In 2010, the FDA approved eribulin for the treatment of patients with metastatic breast cancer who had previously received an anthracycline and a taxane and at least two cytotoxic chemotherapy treatment regimens for metastatic breast cancer. The FDA granted approval based on data showing a statistically significant improvement in overall survival compared with current treatments.
Kaufman and colleagues examined whether eribulin would be effective as an earlier-line treatment in women with metastatic breast cancer. They randomly assigned 1,102 patients to eribulin or capecitabine.

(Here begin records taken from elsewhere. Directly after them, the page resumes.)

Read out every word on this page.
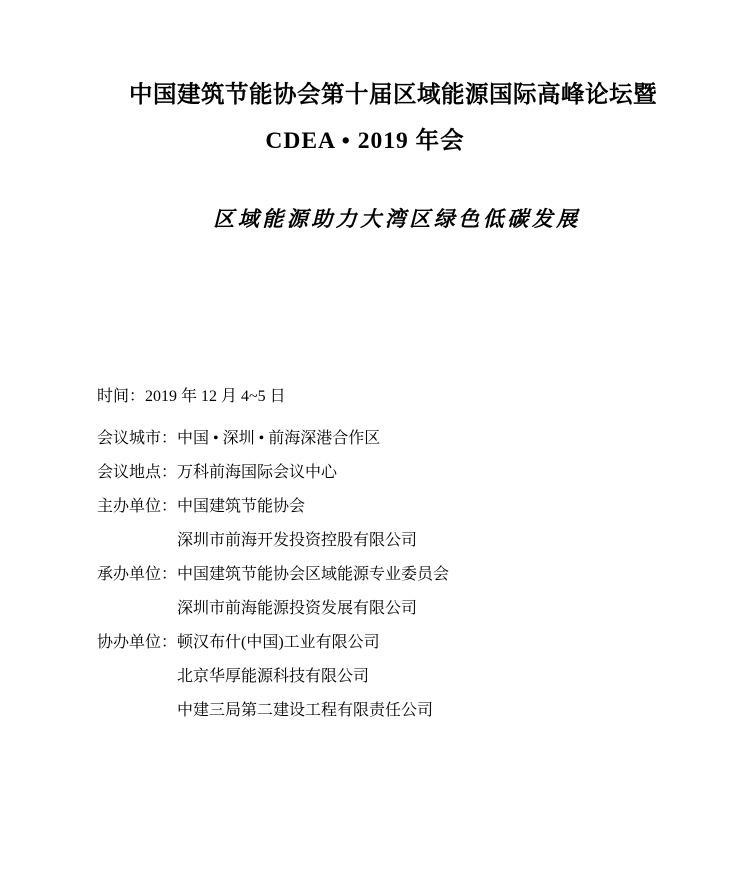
中国建筑节能协会第十届区域能源国际高峰论坛暨
CDEA • 2019 年会
区域能源助力大湾区绿色低碳发展
时间： 2019 年 12 月 4~5 日
会议城市： 中国 • 深圳 • 前海深港合作区
会议地点： 万科前海国际会议中心
主办单位： 中国建筑节能协会
深圳市前海开发投资控股有限公司
承办单位： 中国建筑节能协会区域能源专业委员会
深圳市前海能源投资发展有限公司
协办单位： 顿汉布什(中国)工业有限公司
北京华厚能源科技有限公司
中建三局第二建设工程有限责任公司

Patients had all received prior anthracycline- and taxane-based therapy and received the study drug as the first, second or third line of therapy for metastatic disease.
The median overall survival for patients assigned to eribulin was 15.9 months compared with 14.5 months for patients assigned to capecitabine. Median progression-free survival was 4.1 months for eribulin and 4.2 months for capecitabine.
Exploratory analyses of patient subsets showed that the median overall survival in women with HER2-negative breast cancer was 15.9 months with eribulin compared with 13.5 months with capecitabine. In women with triple-negative breast cancer, which is a particularly aggressive subset, the median overall survival was 14.4 months with eribulin compared with 9.4 months with capecitabine.
Kaufman and colleagues are still compiling data from the quality-of-life analysis, which according to Kaufman, will help guide their next steps in further studying eribulin in this patient population.
“Although we did not meet our primary endpoints, this is still the first study demonstrating the activity of eribulin in earlier lines of treatment of metastatic breast cancer,” Kaufman said. “Eribulin is an active therapy in this setting, and overall, it has potentially comparable activity to capecitabine, which is a widely used treatment in this patient population.”